His mother, Theralee Guevara, is still trying to put together the pieces.
"You wake up one morning and he's on his deathbed? I mean what is that?" she questioned.
The boy was diagnosed with Necrotizing Fasciitis, an often deadly flesh-eating bacteria. In the time it took him to get from Lincoln to Children's Hospital in Omaha, a tiny blister beneath his stomach nearly doubled in size.
It was a race against time.
"For him, the situation was rare," his mom said. "He didn't have a cut, a bruise, an infection, [doctors] just said the combination of everything was right for him."

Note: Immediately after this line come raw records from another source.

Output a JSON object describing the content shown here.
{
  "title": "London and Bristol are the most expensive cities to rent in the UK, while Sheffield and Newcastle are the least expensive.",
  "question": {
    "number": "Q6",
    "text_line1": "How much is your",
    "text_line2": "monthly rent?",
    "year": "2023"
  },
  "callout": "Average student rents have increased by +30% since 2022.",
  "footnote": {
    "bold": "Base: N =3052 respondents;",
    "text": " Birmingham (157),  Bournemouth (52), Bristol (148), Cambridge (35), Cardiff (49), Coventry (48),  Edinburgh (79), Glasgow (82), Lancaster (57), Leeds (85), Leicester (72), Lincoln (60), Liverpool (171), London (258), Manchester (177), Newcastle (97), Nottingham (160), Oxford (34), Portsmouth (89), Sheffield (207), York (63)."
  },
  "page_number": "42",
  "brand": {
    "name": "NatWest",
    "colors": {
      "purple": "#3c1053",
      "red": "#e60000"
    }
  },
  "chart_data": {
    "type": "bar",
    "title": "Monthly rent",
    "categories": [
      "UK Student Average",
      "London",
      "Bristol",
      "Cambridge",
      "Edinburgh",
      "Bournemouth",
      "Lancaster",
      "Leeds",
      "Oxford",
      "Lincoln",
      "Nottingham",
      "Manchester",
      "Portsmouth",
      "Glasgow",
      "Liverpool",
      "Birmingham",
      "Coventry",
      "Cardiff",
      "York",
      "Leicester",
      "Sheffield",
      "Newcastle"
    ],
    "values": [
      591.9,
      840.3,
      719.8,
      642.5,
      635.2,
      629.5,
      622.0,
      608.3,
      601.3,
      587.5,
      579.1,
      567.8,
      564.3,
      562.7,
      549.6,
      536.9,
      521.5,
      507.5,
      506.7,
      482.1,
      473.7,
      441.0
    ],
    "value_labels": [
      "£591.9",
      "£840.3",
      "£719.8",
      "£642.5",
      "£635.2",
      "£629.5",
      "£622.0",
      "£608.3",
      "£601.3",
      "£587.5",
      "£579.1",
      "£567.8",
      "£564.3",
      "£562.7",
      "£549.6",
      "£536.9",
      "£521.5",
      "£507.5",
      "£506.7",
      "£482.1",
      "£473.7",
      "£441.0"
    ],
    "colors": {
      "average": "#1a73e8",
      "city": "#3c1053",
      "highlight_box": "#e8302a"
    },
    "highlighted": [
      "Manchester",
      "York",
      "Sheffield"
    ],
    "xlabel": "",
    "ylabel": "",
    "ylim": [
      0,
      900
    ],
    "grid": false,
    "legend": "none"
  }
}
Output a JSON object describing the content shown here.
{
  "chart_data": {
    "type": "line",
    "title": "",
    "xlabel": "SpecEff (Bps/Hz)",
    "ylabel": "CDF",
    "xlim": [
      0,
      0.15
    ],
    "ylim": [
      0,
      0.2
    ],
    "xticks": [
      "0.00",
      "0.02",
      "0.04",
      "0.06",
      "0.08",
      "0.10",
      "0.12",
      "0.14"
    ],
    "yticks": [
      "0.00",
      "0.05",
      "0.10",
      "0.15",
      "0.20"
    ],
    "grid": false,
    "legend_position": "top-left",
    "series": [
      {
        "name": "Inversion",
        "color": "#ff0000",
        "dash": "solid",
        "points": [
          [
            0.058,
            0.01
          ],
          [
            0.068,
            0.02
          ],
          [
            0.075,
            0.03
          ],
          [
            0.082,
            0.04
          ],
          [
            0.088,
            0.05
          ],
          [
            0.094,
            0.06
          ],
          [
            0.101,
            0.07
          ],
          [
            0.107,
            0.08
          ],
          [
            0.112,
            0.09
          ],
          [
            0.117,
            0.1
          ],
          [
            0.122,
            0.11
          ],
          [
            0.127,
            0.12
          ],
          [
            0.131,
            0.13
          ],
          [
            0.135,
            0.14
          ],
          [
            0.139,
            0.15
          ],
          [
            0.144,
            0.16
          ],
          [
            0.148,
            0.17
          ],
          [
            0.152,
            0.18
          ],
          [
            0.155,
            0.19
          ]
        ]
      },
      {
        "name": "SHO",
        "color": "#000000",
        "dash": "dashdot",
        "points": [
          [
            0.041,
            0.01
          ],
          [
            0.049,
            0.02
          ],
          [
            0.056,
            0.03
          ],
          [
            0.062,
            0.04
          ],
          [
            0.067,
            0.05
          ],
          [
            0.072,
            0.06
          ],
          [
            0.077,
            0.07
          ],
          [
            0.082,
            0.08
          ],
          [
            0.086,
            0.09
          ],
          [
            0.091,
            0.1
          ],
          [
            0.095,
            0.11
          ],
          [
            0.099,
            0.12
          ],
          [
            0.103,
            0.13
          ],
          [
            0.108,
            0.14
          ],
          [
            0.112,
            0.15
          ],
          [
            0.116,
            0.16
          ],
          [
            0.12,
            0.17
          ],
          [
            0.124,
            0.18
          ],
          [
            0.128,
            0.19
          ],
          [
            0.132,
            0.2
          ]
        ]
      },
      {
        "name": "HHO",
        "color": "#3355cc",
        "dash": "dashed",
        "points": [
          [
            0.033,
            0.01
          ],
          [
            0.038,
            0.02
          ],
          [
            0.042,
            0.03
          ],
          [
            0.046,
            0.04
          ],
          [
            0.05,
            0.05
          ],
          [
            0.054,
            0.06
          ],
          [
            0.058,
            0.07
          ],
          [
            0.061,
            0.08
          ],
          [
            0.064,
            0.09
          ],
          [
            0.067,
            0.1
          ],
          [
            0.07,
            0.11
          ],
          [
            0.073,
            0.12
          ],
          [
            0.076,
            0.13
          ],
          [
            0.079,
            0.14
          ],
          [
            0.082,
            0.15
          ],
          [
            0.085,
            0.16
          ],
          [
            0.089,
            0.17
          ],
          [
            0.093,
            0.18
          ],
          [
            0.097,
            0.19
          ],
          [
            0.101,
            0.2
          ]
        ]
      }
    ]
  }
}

As the bacteria spread throughout his torso, doctors worked to remove the infection.
He laid in a hospital bed for four days with open wounds as surgeons were repeatedly removing chunks of his skin.
But as the days passed, things started to change. His mother says everyday he took two-steps forward, and zero steps back.
Soon everyone noticed.
"He found out where the call nurse button was," Guevara said. "And he kept hitting it, the nurses would come in and he would just smile. We knew he was getting better."
In total, Matthew spent 14-days in the hospital and underwent five different surgeries. Not once did the flesh-eating bacteria threaten his organs or his limbs.
He still has more visits to make, more check-ups before he's completely in the clear. He'll have scars for the rest of his life, but Guevara says doctors have told her he'll make a full recovery.
Now, his mother wants to remind every parent, it's okay to never stop worrying.
"Go with your gut. Sometimes you say, 'Well, I feel stupid, I'm not going to call the doctor.' But if I would've been different and waited 24-hours, I wouldn't have even made it to Children's. It's all timing."
Matthew's medical bills are piling up. If you'd like to help, a fund has been set up in his name at Wells Fargo Bank.